In a key in vitro skin irritation test using a human skin model, the test material (Asahiklin™ AC-2000; purity 100%) was applied undiluted (25 µL) directly on top of the skin tissue (human three dimensional epidermal model (EPISKIN Small Model (EPISKIN-SMTM))) for 15 ± 0.5 minutes. After a 42-hour post-incubation period, determination of the cytotoxic (irritancy) effect was performed.

 

Cytotoxicity is expressed as the reduction of mitochondrial dehydrogenase activity measured by formazan production from MTT at the end of the treatment.
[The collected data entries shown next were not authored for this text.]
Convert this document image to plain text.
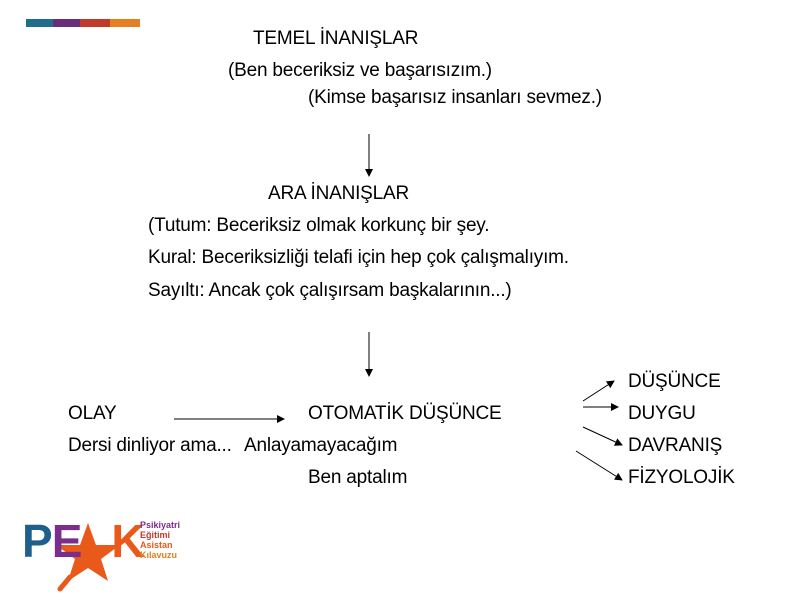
TEMEL İNANIŞLAR
(Ben beceriksiz ve başarısızım.)
(Kimse başarısız insanları sevmez.)
ARA İNANIŞLAR
(Tutum: Beceriksiz olmak korkunç bir şey.
Kural: Beceriksizliği telafi için hep çok çalışmalıyım.
Sayıltı: Ancak çok çalışırsam başkalarının...)
OLAY
Dersi dinliyor ama...
OTOMATİK DÜŞÜNCE
Anlayamayacağım
Ben aptalım
DÜŞÜNCE
DUYGU
DAVRANIŞ
FİZYOLOJİK
PE K
Psikiyatri
Eğitimi
Asistan
Kılavuzu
Skin irritation is expressed as the remaining cell viability after exposure to the test item.

 

The relative mean tissue viability obtained after 15 ± 0.5 minutes treatment with Asahiklin™ AC-2000 compared to the negative control tissues was 119%. Since the mean relative tissue viability for Asahiklin™ AC-2000 was above 50% after 15 ± 0.5 minutes treatment, Asahiklin™ AC-2000 is considered to be non-irritant.

 

The positive control had a mean cell viability of 44% after 15 ± 0.5 minutes exposure. The absolute mean OD570 (optical density at 570 nm) of the negative control tissues was within the laboratory historical control data range. The standard deviation value of the percentage viability of three tissues treated identically with the positive and negative control was less than 8%, indicating that the test system functioned properly.

 

It was concluded that Asahiklin™ AC-2000 is non-irritant in the in vitro skin irritation test under the experimental conditions described in this report.